(Editor’s note: On November 6, 2020, the following letter, also embedded as a PDF file at the bottom of this post, was mailed by certified mail, return receipt requested, to The Division of Corporate Finance of The U.S. Securities and Exchange Commission.)
LETTER OF OPPOSITION TO REGISTRATION STATEMENT OF AIRBNB, INC.
To Whom It May Concern:
This letter is a timely formal written opposition to the registration statement of Airbnb, Inc., filed originally as a Form S-1 registration on or about August 19, 2020, for listing as a publicly-traded company on a major stock exchange. My purposes for this letter are to bring matters to the attention of the Securities & Exchange Commission consistent with the Commission’s stated mission to protect investors; maintain fair, orderly, and efficient markets; and facilitate capital formation. My opposition to the registration is based on ten years of research into Airbnb, Inc., hereafter simply “Airbnb”. This letter contains multiple reasons why the Securities & Exchange Commission should refuse the registration statement of Airbnb, Inc., issue a stop order of the registration, deny any request to accelerate the effective date of Airbnb’s registration, or, at minimum, delay registration indefinitely until a full investigation can be conducted of each and every claim alleged herein.

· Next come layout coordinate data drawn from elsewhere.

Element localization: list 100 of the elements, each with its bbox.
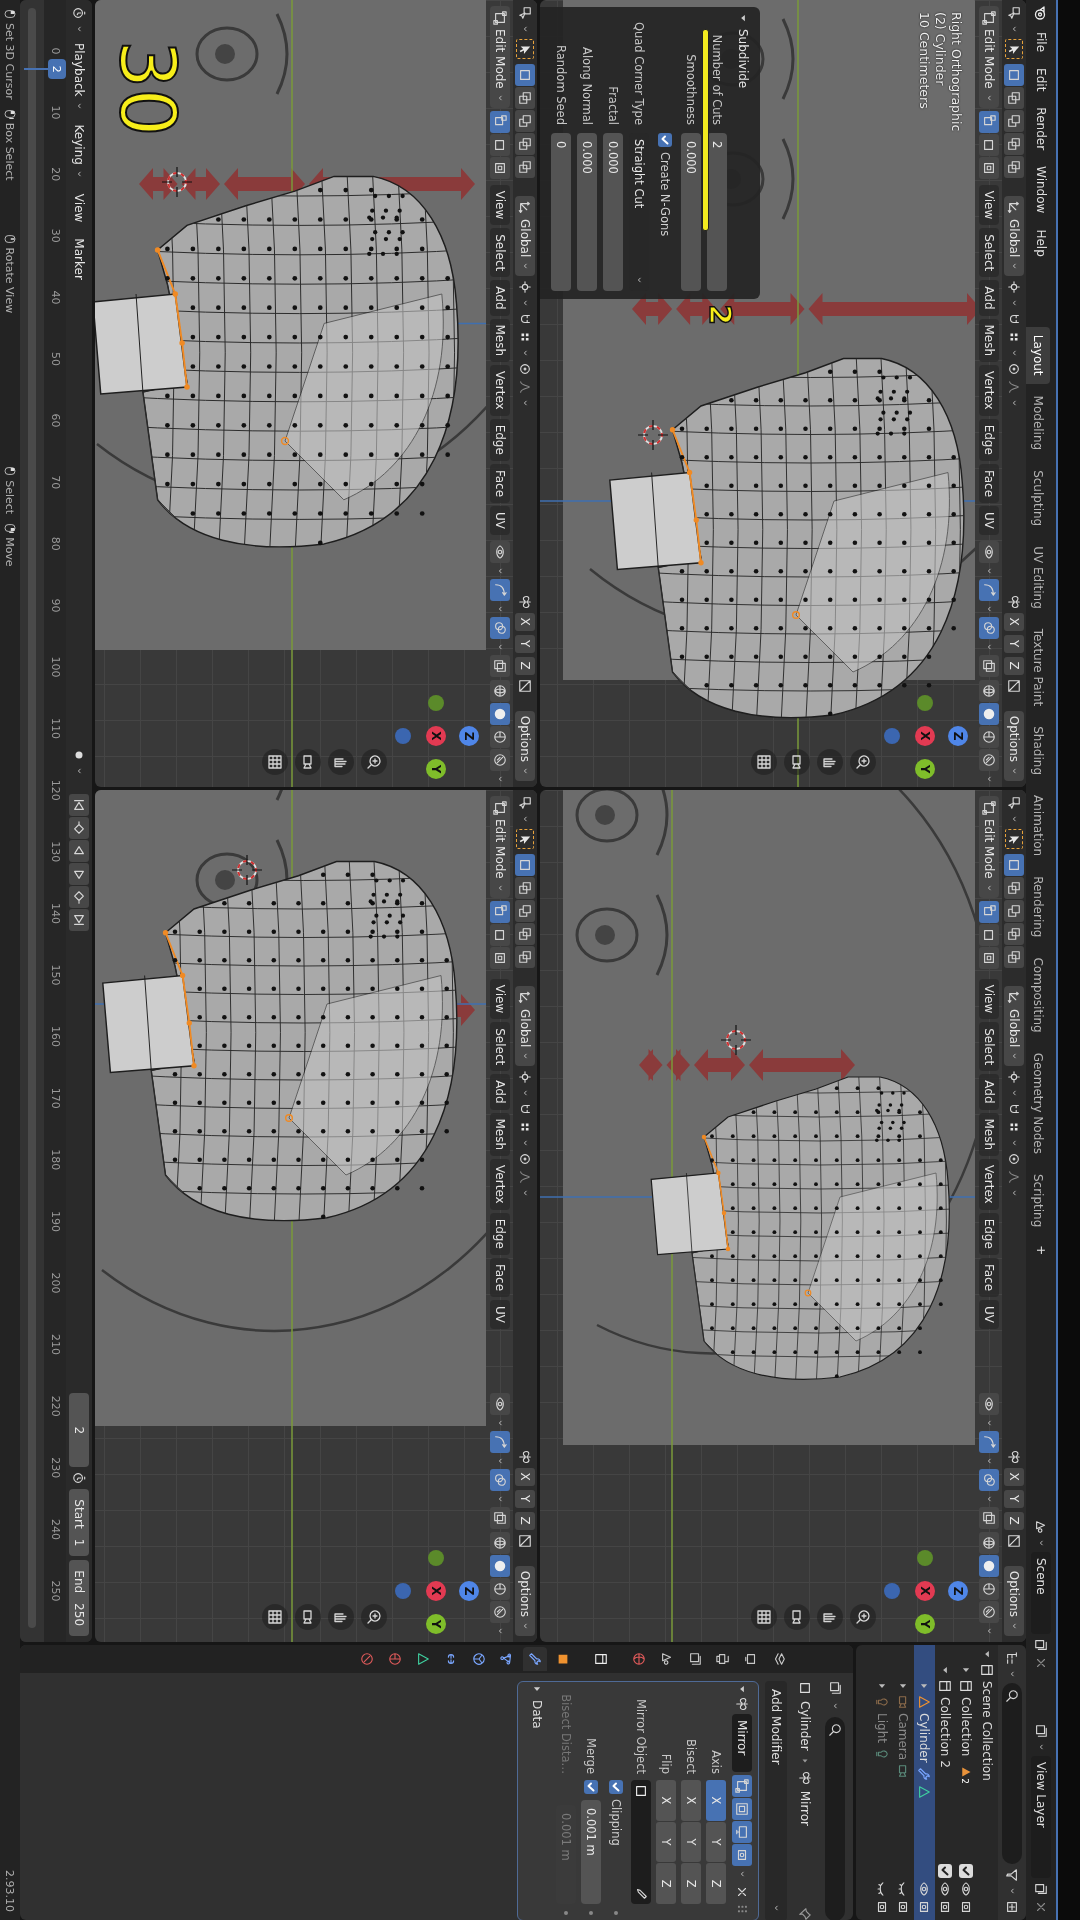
header-menu[interactable]: View xyxy=(979,978,999,1020)
header-menu[interactable]: Edge xyxy=(490,418,510,461)
number-field[interactable]: 0.001 m xyxy=(581,1800,601,1904)
mirror-axis-button[interactable]: Y xyxy=(515,634,535,653)
header-menu[interactable]: Vertex xyxy=(490,365,510,416)
axis-toggle-button[interactable]: Y xyxy=(706,1821,726,1863)
header-menu[interactable]: Vertex xyxy=(979,1159,999,1210)
mirror-axis-button[interactable]: Z xyxy=(515,656,535,675)
menu-item[interactable]: Window xyxy=(1034,160,1048,220)
workspace-tab[interactable]: Shading xyxy=(1026,718,1050,783)
menu-item[interactable]: Help xyxy=(1034,223,1048,263)
workspace-tab[interactable]: Texture Paint xyxy=(1026,620,1050,715)
header-menu[interactable]: UV xyxy=(490,506,510,535)
mirror-axis-button[interactable]: Y xyxy=(1004,634,1024,653)
menu-item[interactable]: Edit xyxy=(1034,62,1048,98)
header-menu[interactable]: Mesh xyxy=(979,1112,999,1157)
outliner-row[interactable]: Cylinder xyxy=(914,1645,935,1920)
add-workspace-button[interactable]: + xyxy=(1034,1239,1048,1262)
timeline-dropdown[interactable]: Playback xyxy=(69,38,89,116)
header-menu[interactable]: View xyxy=(490,978,510,1020)
header-menu[interactable]: Select xyxy=(979,1022,999,1072)
header-menu[interactable]: Add xyxy=(490,1074,510,1110)
number-field[interactable]: 0.000 xyxy=(681,133,702,291)
number-field[interactable]: 0.000 xyxy=(577,133,598,291)
header-menu[interactable]: Add xyxy=(979,1074,999,1110)
axis-toggle-button[interactable]: X xyxy=(706,1780,726,1821)
header-menu[interactable]: UV xyxy=(979,506,999,535)
menu-item[interactable]: File xyxy=(1034,26,1048,59)
gizmo-axis-handle[interactable]: Y xyxy=(915,759,935,779)
mode-dropdown[interactable]: Edit Mode xyxy=(979,796,999,898)
header-menu[interactable]: UV xyxy=(490,1300,510,1329)
mode-dropdown[interactable]: Edit Mode xyxy=(490,6,510,108)
start-frame-field[interactable]: Start 1 xyxy=(69,1489,89,1557)
scene-field[interactable]: Scene xyxy=(1031,1552,1051,1634)
mirror-axis-button[interactable]: Z xyxy=(1004,1511,1024,1530)
options-dropdown[interactable]: Options xyxy=(515,1565,535,1636)
header-menu[interactable]: Edge xyxy=(979,418,999,461)
modifier-name-field[interactable]: Mirror xyxy=(732,1714,752,1772)
mirror-axis-button[interactable]: X xyxy=(1004,612,1024,631)
header-menu[interactable]: Select xyxy=(490,1022,510,1072)
gizmo-axis-handle[interactable]: X xyxy=(426,726,446,746)
number-field[interactable]: 0.000 xyxy=(603,133,624,291)
outliner-row[interactable]: Camera xyxy=(893,1645,914,1920)
mirror-axis-button[interactable]: Z xyxy=(1004,656,1024,675)
gizmo-axis-handle[interactable]: X xyxy=(915,1581,935,1601)
header-menu[interactable]: Edge xyxy=(979,1212,999,1255)
outliner-row[interactable]: Collection 2 xyxy=(956,1645,977,1920)
gizmo-axis-handle[interactable]: Z xyxy=(948,726,968,746)
mirror-axis-button[interactable]: Y xyxy=(1004,1489,1024,1508)
options-dropdown[interactable]: Options xyxy=(515,710,535,781)
axis-toggle-button[interactable]: Z xyxy=(681,1863,701,1904)
transform-orientation-dropdown[interactable]: Global xyxy=(1004,196,1024,277)
workspace-tab[interactable]: Scripting xyxy=(1026,1165,1050,1236)
outliner-row[interactable]: Scene Collection xyxy=(977,1645,998,1920)
outliner-row[interactable]: Light xyxy=(872,1645,893,1920)
transform-orientation-dropdown[interactable]: Global xyxy=(515,196,535,277)
header-menu[interactable]: Mesh xyxy=(490,318,510,363)
timeline-dropdown[interactable]: Keying xyxy=(69,119,89,184)
add-modifier-dropdown[interactable]: Add Modifier xyxy=(765,1681,787,1920)
header-menu[interactable]: Face xyxy=(490,463,510,503)
end-frame-field[interactable]: End 250 xyxy=(69,1560,89,1636)
workspace-tab[interactable]: Modeling xyxy=(1026,387,1050,459)
subpanel-title[interactable]: Data xyxy=(530,1700,544,1729)
workspace-tab[interactable]: Layout xyxy=(1026,326,1050,384)
gizmo-axis-handle[interactable]: Y xyxy=(915,1614,935,1634)
workspace-tab[interactable]: Animation xyxy=(1026,787,1050,865)
axis-toggle-button[interactable]: Y xyxy=(656,1821,676,1863)
workspace-tab[interactable]: UV Editing xyxy=(1026,538,1050,617)
gizmo-axis-handle[interactable]: Z xyxy=(459,1581,479,1601)
mode-dropdown[interactable]: Edit Mode xyxy=(979,6,999,108)
axis-toggle-button[interactable]: Z xyxy=(656,1863,676,1904)
axis-toggle-button[interactable]: Y xyxy=(681,1821,701,1863)
axis-toggle-button[interactable]: Z xyxy=(706,1863,726,1904)
mirror-axis-button[interactable]: X xyxy=(515,612,535,631)
mirror-axis-button[interactable]: X xyxy=(515,1467,535,1486)
header-menu[interactable]: Select xyxy=(490,228,510,278)
options-dropdown[interactable]: Options xyxy=(1004,710,1024,781)
header-menu[interactable]: View xyxy=(490,184,510,226)
header-menu[interactable]: Add xyxy=(979,280,999,316)
mirror-axis-button[interactable]: Z xyxy=(515,1511,535,1530)
header-menu[interactable]: Mesh xyxy=(490,1112,510,1157)
mode-dropdown[interactable]: Edit Mode xyxy=(490,796,510,898)
workspace-tab[interactable]: Compositing xyxy=(1026,949,1050,1041)
gizmo-axis-handle[interactable]: Z xyxy=(948,1581,968,1601)
options-dropdown[interactable]: Options xyxy=(1004,1565,1024,1636)
header-menu[interactable]: Edge xyxy=(490,1212,510,1255)
axis-toggle-button[interactable]: X xyxy=(656,1780,676,1821)
number-field[interactable]: 2 xyxy=(707,133,728,291)
gizmo-axis-handle[interactable]: X xyxy=(426,1581,446,1601)
menu-item[interactable]: Render xyxy=(1034,101,1048,157)
workspace-tab[interactable]: Sculpting xyxy=(1026,462,1050,535)
header-menu[interactable]: Face xyxy=(979,1257,999,1297)
header-menu[interactable]: Mesh xyxy=(979,318,999,363)
gizmo-axis-handle[interactable]: Z xyxy=(459,726,479,746)
number-field[interactable]: 0 xyxy=(551,133,572,291)
transform-orientation-dropdown[interactable]: Global xyxy=(1004,986,1024,1067)
workspace-tab[interactable]: Geometry Nodes xyxy=(1026,1044,1050,1162)
mirror-axis-button[interactable]: X xyxy=(1004,1467,1024,1486)
header-menu[interactable]: UV xyxy=(979,1300,999,1329)
workspace-tab[interactable]: Rendering xyxy=(1026,868,1050,946)
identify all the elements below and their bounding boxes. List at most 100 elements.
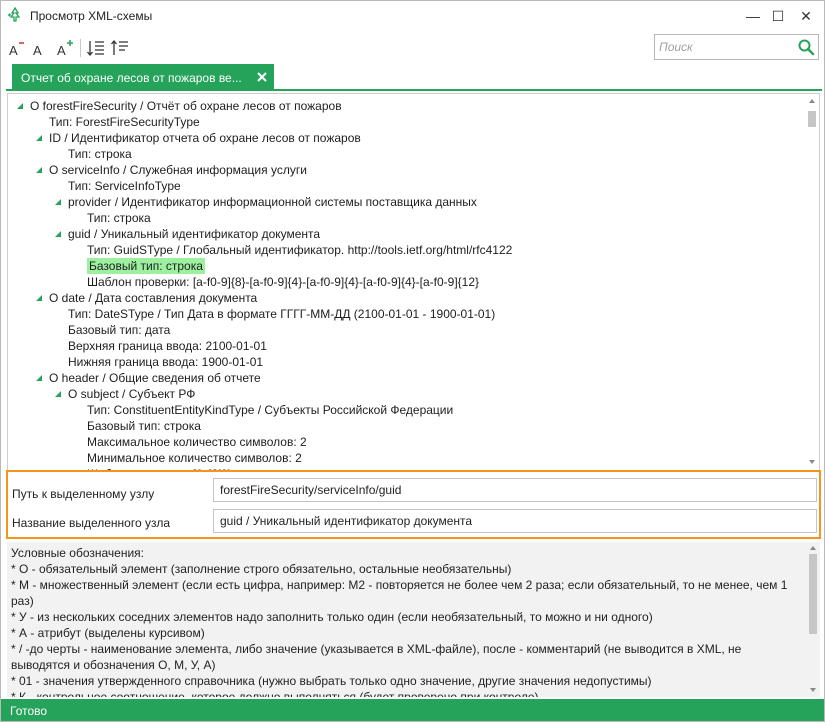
expanded-triangle-icon[interactable] xyxy=(54,390,62,398)
legend-line: * У - из нескольких соседних элементов н… xyxy=(11,610,653,624)
selected-node-info: Путь к выделенному узлу forestFireSecuri… xyxy=(6,470,821,539)
font-increase-button[interactable]: A xyxy=(54,37,76,59)
tree-node-label: Верхняя граница ввода: 2100-01-01 xyxy=(68,339,267,353)
xml-schema-viewer-window: Просмотр XML-схемы — ☐ ✕ A A A Поиск Отч… xyxy=(0,0,825,722)
legend-line: * 01 - значения утвержденного справочник… xyxy=(11,674,652,688)
tree-node[interactable]: Тип: ForestFireSecurityType xyxy=(49,114,200,130)
legend-line: * М - множественный элемент (если есть ц… xyxy=(11,578,788,608)
search-icon[interactable] xyxy=(797,38,815,56)
tree-node-label: Тип: ConstituentEntityKindType / Субъект… xyxy=(87,403,454,417)
close-window-button[interactable]: ✕ xyxy=(795,5,817,27)
schema-tree-view[interactable]: O forestFireSecurity / Отчёт об охране л… xyxy=(7,93,820,471)
font-decrease-icon: A xyxy=(9,42,24,58)
legend-line: * О - обязательный элемент (заполнение с… xyxy=(11,562,512,576)
tree-node-label: Базовый тип: строка xyxy=(87,419,201,433)
expanded-triangle-icon[interactable] xyxy=(35,134,43,142)
tree-node[interactable]: Тип: ConstituentEntityKindType / Субъект… xyxy=(87,402,453,418)
tree-node[interactable]: Максимальное количество символов: 2 xyxy=(87,434,307,450)
tree-node-label: Нижняя граница ввода: 1900-01-01 xyxy=(68,355,264,369)
scroll-up-icon[interactable] xyxy=(808,97,816,105)
tree-node[interactable]: Нижняя граница ввода: 1900-01-01 xyxy=(68,354,263,370)
close-icon[interactable] xyxy=(254,69,270,85)
expanded-triangle-icon[interactable] xyxy=(35,374,43,382)
tree-node[interactable]: Базовый тип: дата xyxy=(68,322,170,338)
search-box[interactable] xyxy=(654,34,819,60)
tree-node[interactable]: Шаблон проверки: [a-f0-9]{8}-[a-f0-9]{4}… xyxy=(87,274,479,290)
tree-node[interactable]: ID / Идентификатор отчета об охране лесо… xyxy=(35,130,361,146)
node-name-field[interactable]: guid / Уникальный идентификатор документ… xyxy=(213,509,817,533)
status-text: Готово xyxy=(10,704,48,718)
tree-scrollbar[interactable] xyxy=(805,94,819,470)
node-path-label: Путь к выделенному узлу xyxy=(12,487,155,501)
tree-node-label: Тип: строка xyxy=(68,147,132,161)
tree-node-label: provider / Идентификатор информационной … xyxy=(68,195,477,209)
legend-scrollbar-thumb[interactable] xyxy=(809,554,817,634)
expanded-triangle-icon[interactable] xyxy=(35,294,43,302)
tree-node[interactable]: O date / Дата составления документа xyxy=(35,290,257,306)
tree-node-label: O subject / Субъект РФ xyxy=(68,387,196,401)
legend-panel[interactable]: Условные обозначения: * О - обязательный… xyxy=(7,542,820,697)
legend-line: * / -до черты - наименование элемента, л… xyxy=(11,642,742,672)
expanded-triangle-icon[interactable] xyxy=(16,102,24,110)
scroll-down-icon[interactable] xyxy=(809,686,817,694)
tab-forest-fire-report[interactable]: Отчет об охране лесов от пожаров ве... xyxy=(12,64,274,91)
tree-node[interactable]: O forestFireSecurity / Отчёт об охране л… xyxy=(16,98,342,114)
legend-scrollbar[interactable] xyxy=(806,542,820,697)
tree-node[interactable]: Базовый тип: строка xyxy=(87,418,201,434)
svg-text:A: A xyxy=(57,43,66,58)
expanded-triangle-icon[interactable] xyxy=(35,166,43,174)
tree-node-label: Тип: DateSType / Тип Дата в формате ГГГГ… xyxy=(68,307,496,321)
scroll-down-icon[interactable] xyxy=(808,458,816,466)
svg-text:A: A xyxy=(33,43,42,58)
minimize-button[interactable]: — xyxy=(742,5,764,27)
font-decrease-button[interactable]: A xyxy=(6,37,28,59)
legend-line: * К - контрольное соотношение, которое д… xyxy=(11,690,539,697)
tree-node[interactable]: guid / Уникальный идентификатор документ… xyxy=(54,226,320,242)
tree-node[interactable]: Тип: строка xyxy=(87,210,151,226)
expand-all-button[interactable] xyxy=(85,37,107,59)
tab-label: Отчет об охране лесов от пожаров ве... xyxy=(21,71,242,85)
search-input[interactable] xyxy=(659,38,789,56)
legend-line: Условные обозначения: xyxy=(11,546,144,560)
tree-node-label: Тип: строка xyxy=(87,211,151,225)
document-tab-bar: Отчет об охране лесов от пожаров ве... xyxy=(6,63,822,91)
font-reset-button[interactable]: A xyxy=(30,37,52,59)
tree-node[interactable]: Тип: строка xyxy=(68,146,132,162)
tree-node[interactable]: Тип: ServiceInfoType xyxy=(68,178,181,194)
status-bar: Готово xyxy=(1,699,824,721)
node-path-field[interactable]: forestFireSecurity/serviceInfo/guid xyxy=(213,478,817,502)
window-title: Просмотр XML-схемы xyxy=(30,9,153,23)
toolbar-separator xyxy=(80,39,81,57)
tree-node[interactable]: Тип: DateSType / Тип Дата в формате ГГГГ… xyxy=(68,306,495,322)
maximize-button[interactable]: ☐ xyxy=(767,5,789,27)
tree-node-label: Тип: ServiceInfoType xyxy=(68,179,181,193)
tree-node[interactable]: Минимальное количество символов: 2 xyxy=(87,450,302,466)
tree-node-label: Шаблон проверки: [a-f0-9]{8}-[a-f0-9]{4}… xyxy=(87,275,480,289)
svg-text:A: A xyxy=(9,43,18,58)
scroll-up-icon[interactable] xyxy=(809,544,817,552)
tree-node-label: Минимальное количество символов: 2 xyxy=(87,451,302,465)
font-reset-icon: A xyxy=(33,43,42,58)
tree-node[interactable]: O header / Общие сведения об отчете xyxy=(35,370,261,386)
collapse-all-button[interactable] xyxy=(109,37,131,59)
tree-node-label: ID / Идентификатор отчета об охране лесо… xyxy=(49,131,361,145)
legend-text: Условные обозначения: * О - обязательный… xyxy=(11,545,801,697)
tree-node-label: Максимальное количество символов: 2 xyxy=(87,435,307,449)
tree-node[interactable]: O subject / Субъект РФ xyxy=(54,386,195,402)
tree-node[interactable]: Тип: GuidSType / Глобальный идентификато… xyxy=(87,242,512,258)
toolbar: A A A xyxy=(1,31,824,63)
expanded-triangle-icon[interactable] xyxy=(54,198,62,206)
tree-node-label: O header / Общие сведения об отчете xyxy=(49,371,261,385)
expanded-triangle-icon[interactable] xyxy=(54,230,62,238)
tree-scrollbar-thumb[interactable] xyxy=(808,111,816,127)
tree-node[interactable]: Верхняя граница ввода: 2100-01-01 xyxy=(68,338,267,354)
tree-node-label: O date / Дата составления документа xyxy=(49,291,258,305)
collapse-all-icon xyxy=(111,39,128,55)
tree-node-label: Тип: GuidSType / Глобальный идентификато… xyxy=(87,243,513,257)
tree-node[interactable]: Базовый тип: строка xyxy=(87,258,205,274)
legend-line: * А - атрибут (выделены курсивом) xyxy=(11,626,205,640)
app-tree-icon xyxy=(8,7,21,22)
tree-node[interactable]: provider / Идентификатор информационной … xyxy=(54,194,477,210)
tree-node[interactable]: O serviceInfo / Служебная информация усл… xyxy=(35,162,307,178)
expand-all-icon xyxy=(87,41,104,57)
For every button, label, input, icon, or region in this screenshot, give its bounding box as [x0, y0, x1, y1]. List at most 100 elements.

My research into Airbnb arises primarily from Airbnb’s relationship with its original investor, Y Combinator, LLC, hereafter “Y Combinator”. This letter also serves as a formal written opposition to the registration statement filed by every company with Y Combinator as an investor, to the extent that Y Combinator’s relationship with such company may be relevant to the SEC’s review of that company’s registration.